How to Sustain Health Before and After Pregnancy
It’s vital for a woman of any age to physically prepare for pregnancy and motherhood, for the health of both the mother and the baby. Start by speaking with a trusted medical practitioner, and then consider the following practical advice geared to keep everyone healthy and happy through every stage of the childbirth process.
Getting Ready for Pregnancy
Stop taking birth control pills. If you’ve been using a hormonal method of birth control, your doctor may want you to take several months off before trying to conceive. Doing so allows your cycles to regulate and clears your body of any lingering manmade hormones; use another form of non-hormonal birth control during this time.
Get your body in shape. According to Mairi Breen Rothman, a certified nurse-midwife with the M.A.M.A.S., Inc. home birth practice, in Takoma Park, Maryland, being in shape ensures a healthier pregnancy. “Pregnancy is hard work, and the more strength you have, especially in your core, back and legs, the better you’ll feel during pregnancy,” she advises. Being in good physical shape before pregnancy can also make it easier to stay fit during the nine months that follow.
Start eating better. A balanced, organic diet provides the nutrients needed to raise a healthy developing baby. “During pregnancy, the baby is very much a part of its mother’s body,” says Rothman. “That means eating toxin-free foods, which cuts back on chemicals found in the mom’s body, will also limit chemical exposure to the baby.” Also remember to take a prenatal vitamin; a study by the MRC Epidemiology Resource Centre, at the University of Southampton, in the UK, found that only 5.5 percent of the 238 pregnant women monitored had taken the recommended 400 micrograms of folic acid each day prior to becoming pregnant.
Take care of chronic medical conditions. If you have diabetes, high blood pressure or asthma, for example, get it under control before becoming pregnant. Apprise your healthcare professional of any family health problems, so he or she can plan ahead once you conceive.
Have a Healthy Pregnancy
Take prenatal yoga. “Prenatal yoga not only promotes long, lean and supple muscles, it also helps with breathing, which is important during labor and delivery,” counsels Rothman. Yoga also helps open the hip and pelvic joints and eases the aches and pains of pregnancy. The cat-cow pose in particular benefits the lower back, promotes circulation and even helps move the baby into the proper birth position.

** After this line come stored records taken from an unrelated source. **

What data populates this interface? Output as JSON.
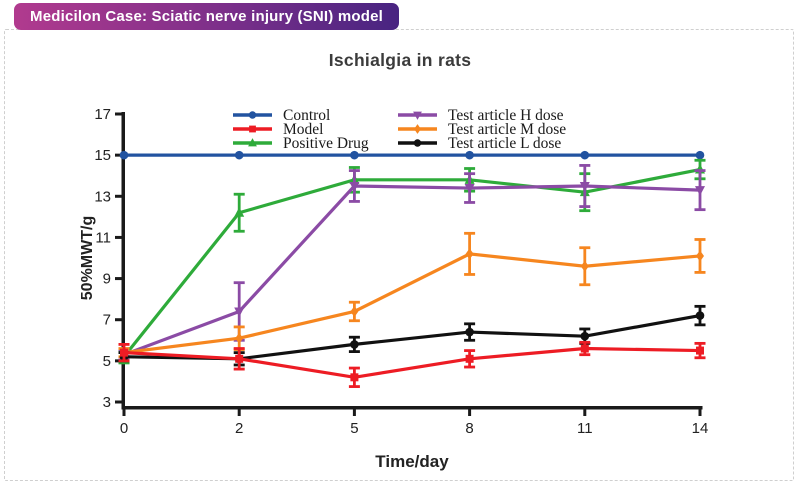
{
  "header": {
    "badge_text": "Medicilon Case: Sciatic nerve injury (SNI) model",
    "badge_color_left": "#b13a8e",
    "badge_color_right": "#482481"
  },
  "chart_data": {
    "type": "line",
    "title": "Ischialgia in rats",
    "xlabel": "Time/day",
    "ylabel": "50%MWT/g",
    "x": [
      0,
      2,
      5,
      8,
      11,
      14
    ],
    "yticks": [
      3,
      5,
      7,
      9,
      11,
      13,
      15,
      17
    ],
    "ylim": [
      3,
      17
    ],
    "grid": false,
    "legend_position": "inside-top, two columns",
    "axis_color": "#1a1a1a",
    "series": [
      {
        "name": "Control",
        "color": "#2253a0",
        "marker": "circle",
        "values": [
          15,
          15,
          15,
          15,
          15,
          15
        ],
        "errors": [
          0,
          0,
          0,
          0,
          0,
          0
        ]
      },
      {
        "name": "Model",
        "color": "#ed1c24",
        "marker": "square",
        "values": [
          5.4,
          5.1,
          4.2,
          5.1,
          5.6,
          5.5
        ],
        "errors": [
          0.4,
          0.5,
          0.45,
          0.4,
          0.3,
          0.35
        ]
      },
      {
        "name": "Positive Drug",
        "color": "#2eab3a",
        "marker": "triangle-up",
        "values": [
          5.2,
          12.2,
          13.8,
          13.8,
          13.2,
          14.3
        ],
        "errors": [
          0.3,
          0.9,
          0.6,
          0.55,
          0.9,
          0.45
        ]
      },
      {
        "name": "Test article H dose",
        "color": "#8b4ba5",
        "marker": "triangle-down",
        "values": [
          5.3,
          7.4,
          13.5,
          13.4,
          13.5,
          13.3
        ],
        "errors": [
          0.25,
          1.4,
          0.75,
          0.7,
          1.0,
          0.95
        ]
      },
      {
        "name": "Test article M dose",
        "color": "#f6861f",
        "marker": "diamond",
        "values": [
          5.4,
          6.1,
          7.4,
          10.2,
          9.6,
          10.1
        ],
        "errors": [
          0.2,
          0.55,
          0.45,
          1.0,
          0.9,
          0.8
        ]
      },
      {
        "name": "Test article L dose",
        "color": "#111111",
        "marker": "circle",
        "values": [
          5.2,
          5.1,
          5.8,
          6.4,
          6.2,
          7.2
        ],
        "errors": [
          0.2,
          0.3,
          0.35,
          0.4,
          0.35,
          0.45
        ]
      }
    ]
  }
}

Limit exposure to toxins. Examine the labels of products you regularly use—especially skincare and cleaning products—and banish anything that contains a toxic soup of chemicals; if you can’t pronounce an ingredient, it’s probably not good for you or your growing baby. Research from leading institutions such as the University of California–Berkeley and the National Institute of Occupational Safety and Health has linked personal care and cleaning product ingredients to endocrine disruption, neurotoxicity, developmental and reproductive disorders and cancer. There are now plenty of easy-to-find, toxin-free product alternatives. Green cleaners are available at most grocery stores and CosmeticsDatabase.com offers helpful guidance on safe beauty products recommended by the nonprofit Environmental Working Group.

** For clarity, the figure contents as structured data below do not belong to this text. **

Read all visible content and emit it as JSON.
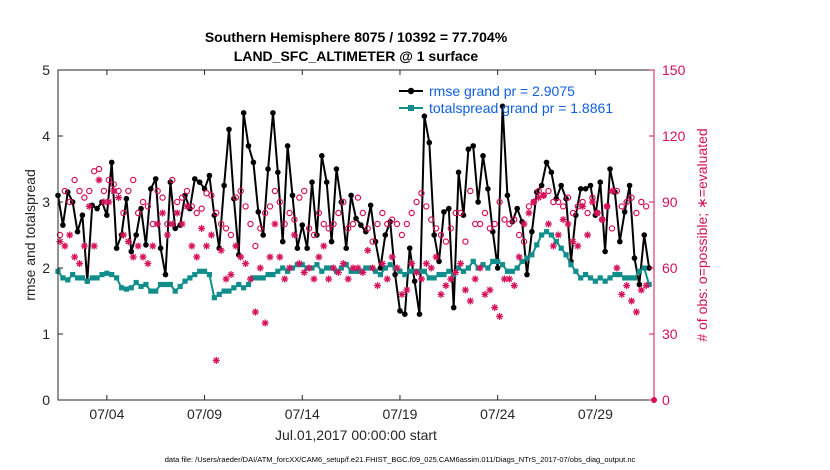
{
  "chart_data": {
    "type": "line",
    "title": "Southern Hemisphere 8075 / 10392 = 77.704%",
    "subtitle": "LAND_SFC_ALTIMETER @ 1 surface",
    "xlabel": "Jul.01,2017 00:00:00 start",
    "ylabel": "rmse and totalspread",
    "ylabel_right": "# of obs: o=possible; ∗=evaluated",
    "xlim": [
      1.5,
      32.0
    ],
    "ylim": [
      0,
      5
    ],
    "ylim_right": [
      0,
      150
    ],
    "xticks": [
      4,
      9,
      14,
      19,
      24,
      29
    ],
    "xtick_labels": [
      "07/04",
      "07/09",
      "07/14",
      "07/19",
      "07/24",
      "07/29"
    ],
    "yticks": [
      0,
      1,
      2,
      3,
      4,
      5
    ],
    "yticks_right": [
      0,
      30,
      60,
      90,
      120,
      150
    ],
    "legend": [
      "rmse grand pr = 2.9075",
      "totalspread grand pr = 1.8861"
    ],
    "footnote": "data file: /Users/raeder/DAI/ATM_forcXX/CAM6_setup/f.e21.FHIST_BGC.f09_025.CAM6assim.011/Diags_NTrS_2017-07/obs_diag_output.nc",
    "series": [
      {
        "name": "rmse",
        "color": "#000000",
        "x": [
          1.5,
          1.75,
          2.0,
          2.25,
          2.5,
          2.75,
          3.0,
          3.25,
          3.5,
          3.75,
          4.0,
          4.25,
          4.5,
          4.75,
          5.0,
          5.25,
          5.5,
          5.75,
          6.0,
          6.25,
          6.5,
          6.75,
          7.0,
          7.25,
          7.5,
          7.75,
          8.0,
          8.25,
          8.5,
          8.75,
          9.0,
          9.25,
          9.5,
          9.75,
          10.0,
          10.25,
          10.5,
          10.75,
          11.0,
          11.25,
          11.5,
          11.75,
          12.0,
          12.25,
          12.5,
          12.75,
          13.0,
          13.25,
          13.5,
          13.75,
          14.0,
          14.25,
          14.5,
          14.75,
          15.0,
          15.25,
          15.5,
          15.75,
          16.0,
          16.25,
          16.5,
          16.75,
          17.0,
          17.25,
          17.5,
          17.75,
          18.0,
          18.25,
          18.5,
          18.75,
          19.0,
          19.25,
          19.5,
          19.75,
          20.0,
          20.25,
          20.5,
          20.75,
          21.0,
          21.25,
          21.5,
          21.75,
          22.0,
          22.25,
          22.5,
          22.75,
          23.0,
          23.25,
          23.5,
          23.75,
          24.0,
          24.25,
          24.5,
          24.75,
          25.0,
          25.25,
          25.5,
          25.75,
          26.0,
          26.25,
          26.5,
          26.75,
          27.0,
          27.25,
          27.5,
          27.75,
          28.0,
          28.25,
          28.5,
          28.75,
          29.0,
          29.25,
          29.5,
          29.75,
          30.0,
          30.25,
          30.5,
          30.75,
          31.0,
          31.25,
          31.5,
          31.75
        ],
        "values": [
          3.1,
          2.65,
          3.15,
          3.0,
          2.55,
          2.8,
          1.8,
          2.95,
          2.9,
          3.0,
          2.8,
          3.6,
          2.3,
          2.5,
          3.05,
          2.25,
          2.5,
          2.9,
          2.35,
          3.2,
          3.35,
          2.3,
          1.9,
          3.3,
          2.6,
          2.65,
          3.1,
          2.9,
          3.35,
          3.3,
          3.2,
          3.4,
          2.8,
          2.3,
          3.25,
          4.1,
          3.05,
          2.2,
          4.35,
          3.85,
          3.6,
          2.85,
          2.5,
          3.5,
          4.35,
          3.45,
          2.4,
          3.85,
          3.1,
          2.3,
          2.65,
          2.3,
          3.3,
          2.5,
          3.7,
          3.3,
          2.4,
          3.5,
          3.0,
          2.3,
          3.1,
          2.75,
          2.65,
          2.55,
          2.95,
          2.4,
          2.0,
          2.5,
          2.7,
          1.9,
          1.35,
          1.3,
          2.3,
          1.8,
          1.3,
          4.3,
          3.9,
          2.5,
          2.1,
          2.85,
          2.9,
          1.4,
          3.45,
          2.8,
          3.8,
          3.85,
          3.0,
          3.7,
          3.2,
          2.55,
          2.0,
          4.45,
          3.1,
          2.7,
          2.9,
          2.7,
          1.9,
          2.55,
          3.15,
          3.25,
          3.6,
          3.45,
          3.05,
          3.25,
          3.05,
          2.1,
          2.8,
          3.2,
          3.2,
          3.25,
          2.8,
          3.3,
          2.25,
          3.5,
          3.15,
          2.4,
          2.85,
          3.25,
          2.15,
          1.75,
          2.5,
          2.0
        ]
      },
      {
        "name": "totalspread",
        "color": "#118e8c",
        "x": [
          1.5,
          1.75,
          2.0,
          2.25,
          2.5,
          2.75,
          3.0,
          3.25,
          3.5,
          3.75,
          4.0,
          4.25,
          4.5,
          4.75,
          5.0,
          5.25,
          5.5,
          5.75,
          6.0,
          6.25,
          6.5,
          6.75,
          7.0,
          7.25,
          7.5,
          7.75,
          8.0,
          8.25,
          8.5,
          8.75,
          9.0,
          9.25,
          9.5,
          9.75,
          10.0,
          10.25,
          10.5,
          10.75,
          11.0,
          11.25,
          11.5,
          11.75,
          12.0,
          12.25,
          12.5,
          12.75,
          13.0,
          13.25,
          13.5,
          13.75,
          14.0,
          14.25,
          14.5,
          14.75,
          15.0,
          15.25,
          15.5,
          15.75,
          16.0,
          16.25,
          16.5,
          16.75,
          17.0,
          17.25,
          17.5,
          17.75,
          18.0,
          18.25,
          18.5,
          18.75,
          19.0,
          19.25,
          19.5,
          19.75,
          20.0,
          20.25,
          20.5,
          20.75,
          21.0,
          21.25,
          21.5,
          21.75,
          22.0,
          22.25,
          22.5,
          22.75,
          23.0,
          23.25,
          23.5,
          23.75,
          24.0,
          24.25,
          24.5,
          24.75,
          25.0,
          25.25,
          25.5,
          25.75,
          26.0,
          26.25,
          26.5,
          26.75,
          27.0,
          27.25,
          27.5,
          27.75,
          28.0,
          28.25,
          28.5,
          28.75,
          29.0,
          29.25,
          29.5,
          29.75,
          30.0,
          30.25,
          30.5,
          30.75,
          31.0,
          31.25,
          31.5,
          31.75
        ],
        "values": [
          1.95,
          1.85,
          1.82,
          1.9,
          1.85,
          1.85,
          1.8,
          1.85,
          1.85,
          1.9,
          1.92,
          1.9,
          1.85,
          1.7,
          1.68,
          1.7,
          1.78,
          1.72,
          1.75,
          1.65,
          1.65,
          1.75,
          1.75,
          1.75,
          1.65,
          1.72,
          1.8,
          1.85,
          1.9,
          1.95,
          1.95,
          1.9,
          1.55,
          1.6,
          1.65,
          1.65,
          1.7,
          1.75,
          1.7,
          1.75,
          1.85,
          1.85,
          1.85,
          1.9,
          1.9,
          1.95,
          2.0,
          1.95,
          2.0,
          2.05,
          2.05,
          2.0,
          2.0,
          2.05,
          1.95,
          2.0,
          2.0,
          1.95,
          2.0,
          2.05,
          1.95,
          1.95,
          1.95,
          2.0,
          2.0,
          1.95,
          1.9,
          2.0,
          2.05,
          2.0,
          1.95,
          1.9,
          1.95,
          1.95,
          1.95,
          1.95,
          1.85,
          1.85,
          1.9,
          1.9,
          1.95,
          1.9,
          2.0,
          1.95,
          2.0,
          2.1,
          2.0,
          2.05,
          2.0,
          2.1,
          2.1,
          2.05,
          1.95,
          1.95,
          2.0,
          2.1,
          2.15,
          2.2,
          2.35,
          2.5,
          2.55,
          2.5,
          2.4,
          2.3,
          2.2,
          2.05,
          1.95,
          1.85,
          1.9,
          1.85,
          1.8,
          1.85,
          1.8,
          1.85,
          1.9,
          1.9,
          1.85,
          1.85,
          1.85,
          1.95,
          2.0,
          1.75
        ]
      },
      {
        "name": "obs possible",
        "axis": "right",
        "marker": "circle",
        "color": "#d6115a",
        "x": [
          1.6,
          1.85,
          2.1,
          2.35,
          2.6,
          2.85,
          3.1,
          3.35,
          3.6,
          3.85,
          4.1,
          4.35,
          4.6,
          4.85,
          5.1,
          5.35,
          5.6,
          5.85,
          6.1,
          6.35,
          6.6,
          6.85,
          7.1,
          7.35,
          7.6,
          7.85,
          8.1,
          8.35,
          8.6,
          8.85,
          9.1,
          9.35,
          9.6,
          9.85,
          10.1,
          10.35,
          10.6,
          10.85,
          11.1,
          11.35,
          11.6,
          11.85,
          12.1,
          12.35,
          12.6,
          12.85,
          13.1,
          13.35,
          13.6,
          13.85,
          14.1,
          14.35,
          14.6,
          14.85,
          15.1,
          15.35,
          15.6,
          15.85,
          16.1,
          16.35,
          16.6,
          16.85,
          17.1,
          17.35,
          17.6,
          17.85,
          18.1,
          18.35,
          18.6,
          18.85,
          19.1,
          19.35,
          19.6,
          19.85,
          20.1,
          20.35,
          20.6,
          20.85,
          21.1,
          21.35,
          21.6,
          21.85,
          22.1,
          22.35,
          22.6,
          22.85,
          23.1,
          23.35,
          23.6,
          23.85,
          24.1,
          24.35,
          24.6,
          24.85,
          25.1,
          25.35,
          25.6,
          25.85,
          26.1,
          26.35,
          26.6,
          26.85,
          27.1,
          27.35,
          27.6,
          27.85,
          28.1,
          28.35,
          28.6,
          28.85,
          29.1,
          29.35,
          29.6,
          29.85,
          30.1,
          30.35,
          30.6,
          30.85,
          31.1,
          31.35,
          31.6
        ],
        "values": [
          75,
          95,
          90,
          100,
          95,
          92,
          95,
          104,
          105,
          95,
          100,
          98,
          95,
          85,
          95,
          100,
          85,
          90,
          88,
          80,
          95,
          92,
          80,
          100,
          90,
          92,
          95,
          88,
          85,
          87,
          94,
          93,
          85,
          80,
          78,
          75,
          92,
          95,
          88,
          80,
          70,
          78,
          85,
          88,
          95,
          90,
          80,
          85,
          82,
          92,
          95,
          78,
          75,
          85,
          80,
          78,
          80,
          85,
          90,
          78,
          80,
          92,
          85,
          78,
          72,
          80,
          85,
          80,
          82,
          80,
          75,
          80,
          85,
          90,
          94,
          88,
          82,
          78,
          75,
          72,
          78,
          85,
          85,
          72,
          95,
          80,
          80,
          85,
          78,
          80,
          90,
          82,
          80,
          82,
          75,
          72,
          88,
          90,
          95,
          93,
          95,
          90,
          90,
          88,
          92,
          85,
          88,
          90,
          85,
          92,
          85,
          82,
          88,
          78,
          95,
          88,
          90,
          92,
          85,
          90,
          88
        ]
      },
      {
        "name": "obs evaluated",
        "axis": "right",
        "marker": "asterisk",
        "color": "#d6115a",
        "x": [
          1.6,
          1.85,
          2.1,
          2.35,
          2.6,
          2.85,
          3.1,
          3.35,
          3.6,
          3.85,
          4.1,
          4.35,
          4.6,
          4.85,
          5.1,
          5.35,
          5.6,
          5.85,
          6.1,
          6.35,
          6.6,
          6.85,
          7.1,
          7.35,
          7.6,
          7.85,
          8.1,
          8.35,
          8.6,
          8.85,
          9.1,
          9.35,
          9.6,
          9.85,
          10.1,
          10.35,
          10.6,
          10.85,
          11.1,
          11.35,
          11.6,
          11.85,
          12.1,
          12.35,
          12.6,
          12.85,
          13.1,
          13.35,
          13.6,
          13.85,
          14.1,
          14.35,
          14.6,
          14.85,
          15.1,
          15.35,
          15.6,
          15.85,
          16.1,
          16.35,
          16.6,
          16.85,
          17.1,
          17.35,
          17.6,
          17.85,
          18.1,
          18.35,
          18.6,
          18.85,
          19.1,
          19.35,
          19.6,
          19.85,
          20.1,
          20.35,
          20.6,
          20.85,
          21.1,
          21.35,
          21.6,
          21.85,
          22.1,
          22.35,
          22.6,
          22.85,
          23.1,
          23.35,
          23.6,
          23.85,
          24.1,
          24.35,
          24.6,
          24.85,
          25.1,
          25.35,
          25.6,
          25.85,
          26.1,
          26.35,
          26.6,
          26.85,
          27.1,
          27.35,
          27.6,
          27.85,
          28.1,
          28.35,
          28.6,
          28.85,
          29.1,
          29.35,
          29.6,
          29.85,
          30.1,
          30.35,
          30.6,
          30.85,
          31.1,
          31.35,
          31.6
        ],
        "values": [
          72,
          70,
          75,
          65,
          62,
          70,
          88,
          70,
          100,
          90,
          90,
          95,
          92,
          75,
          72,
          65,
          70,
          65,
          62,
          70,
          80,
          85,
          75,
          80,
          85,
          80,
          88,
          70,
          65,
          78,
          70,
          75,
          18,
          68,
          55,
          57,
          70,
          65,
          62,
          55,
          40,
          60,
          35,
          65,
          80,
          65,
          55,
          60,
          75,
          62,
          58,
          60,
          55,
          65,
          70,
          55,
          60,
          58,
          62,
          55,
          60,
          60,
          58,
          68,
          60,
          52,
          62,
          55,
          65,
          60,
          48,
          50,
          62,
          58,
          55,
          62,
          60,
          65,
          48,
          52,
          55,
          58,
          62,
          50,
          45,
          55,
          60,
          48,
          50,
          42,
          38,
          55,
          55,
          52,
          65,
          80,
          85,
          90,
          92,
          93,
          80,
          70,
          75,
          82,
          80,
          72,
          70,
          88,
          75,
          90,
          85,
          82,
          88,
          95,
          60,
          48,
          52,
          45,
          40,
          50,
          52
        ]
      }
    ]
  }
}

Research alternative therapies. Taking drugs for common medical problems such as headaches, colds and muscle pain isn’t always the best approach. Speak with your midwife or obstetrician about options like acupuncture, massage and homeopathy. According to a study published in Acta Obstetricia et Gynecologica Scandinavica, Swedish researchers found acupuncture to be effective in relieving back and pelvic pain during pregnancy; of the 1,500 pregnant participants, 60 percent of those who tried acupuncture reported substantial pain relief.
Natural Mothering Strategies
Breast is best. Although breastfeeding isn’t super easy, it’s the healthiest option. “Human milk is meant for human babies, so it’s exactly formulated to be just what babies need and what they can easily digest,” notes Rothman. Breastfeeding gives babies an immunity boost, so that they tend to get sick less often and receive just the right nutrition; it also provides a sense of comfort, warmth and security that bottle feeding can’t match.

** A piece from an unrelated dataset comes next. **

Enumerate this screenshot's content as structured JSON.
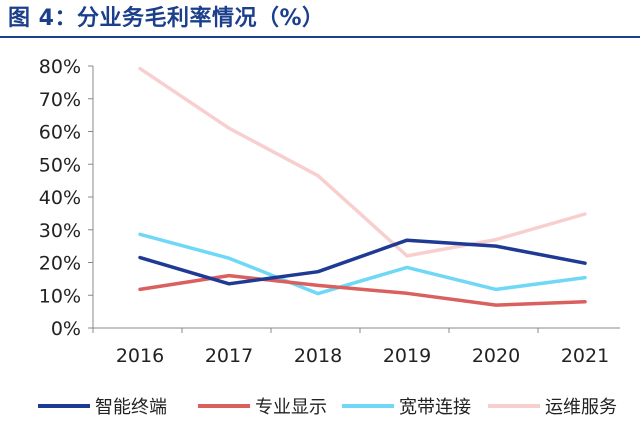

Use natural remedies for illness. Aromatherapy and homeopathy remedies work to reduce mothers’ and babies’ exposure to over-the-counter drugs. For instance, eucalyptus makes a good natural decongestant; simply add a few drops into the bath, a diffuser or even onto a cotton ball that can be placed on a bedside table, for a soothing scent. Be sure to talk with your doctor about any natural measures that you are taking to support family health.